A rotina conflituosa de relações entre os poderes no Brasil tende a agravar-se e atingir um ponto de explosão, cuja maior prejudicada seria a população. Até parece que os gestores – notadamente o presidente da República – não têm olhar para a situação que criam. Ou que não têm sensibilidade.
É absolutamente legítimo e legalmente assegurado o direito de discordar de decisões dos ministros e magistrados do STF e do TSE. Não são intocáveis, muito menos inimputáveis. E são humanos, passíveis de erro. Contudo, a liberdade e o direito de contestação precisam ser exercidos nos limites que a Constituição define. E o Brasil tem uma Carta que é democrática, gostem ou não.
O que não se pode é extrapolar tais limites, como fazem o presidente e os seus seguidores fanáticos, que o seguem e investem como touros brabos contra os que a ele se opõem. Foi o que fizeram pessoas célebres, como o consagrado cantor e ex-deputado Sérgio Reis, ao convocar manifestações incitando à violência e ao quebra-tudo para garantir o propósito de ferir os tribunais e os ministros que estão em sua lista de malditos.

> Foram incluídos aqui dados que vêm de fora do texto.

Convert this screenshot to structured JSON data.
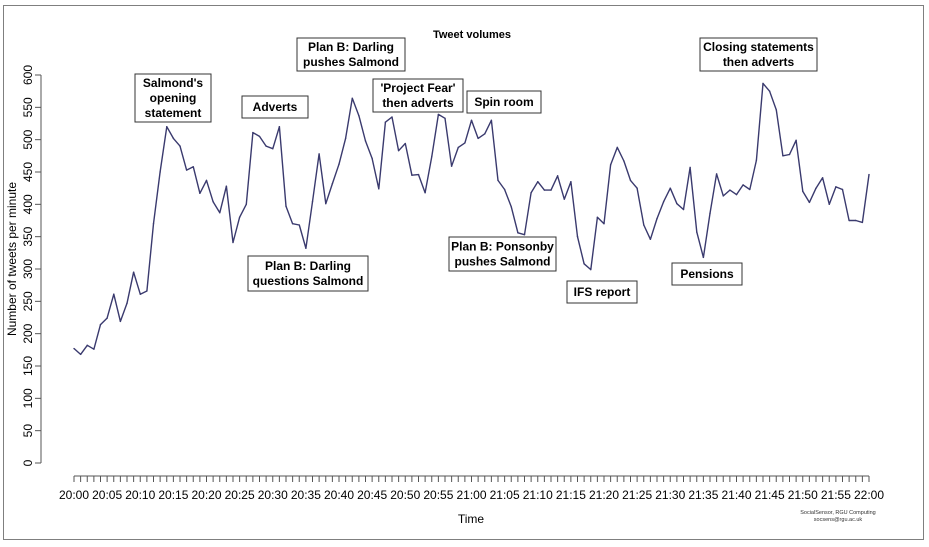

Os presidentes do Senado e da Câmara, ainda que calibrando o tom, deram a recomendação da serenidade e do entendimento. Bem ou mal, descompensam os graus elevados de beligerância, acesos por bolsonaristas que ameaçam com uma ruptura política e institucional para afastar a hipótese de serem reprovados pelas vias legais e institucionais da democracia, do voto.
Agora entram em cena os governadores, que até então haviam sido carimbados de vilania pelo chefe da Nação durante a crise do coronavírus. Chefes dos executivos estaduais têm autoridade política e popular para entrar em cena e contribuir com a pacificação dos ânimos e dos humores.
Todavia, é inadmissível que continuem sendo tratados de forma discricionária pelo Planalto, porque não há como conciliar a política brasileira e conferir sua estabilidade enquanto uma voz continuar destoando o coro e tirando a afinação que lhe daria o toque de harmonia.
O Brasil precisa do que não teve nestes últimos dois anos e meio: uma direção segura e serena, capaz e sensata, competente e dinâmica, e acima de tudo um olhar plural, grande no reconhecimento das diferenças e no respeito que deve ser tributado a cada uma.
Infelizmente, o dono da chave do cofre e da caneta mais poderosa da Nação parece que vive outra realidade, aquela que ele própria criou para se manter “acima de tudo e de todos”. E se esquece – ou desconhece – que o poder não é uma estrada reta. Há curvas para a derrapagem necessária ao encontro com a verdade. E a verdade dói.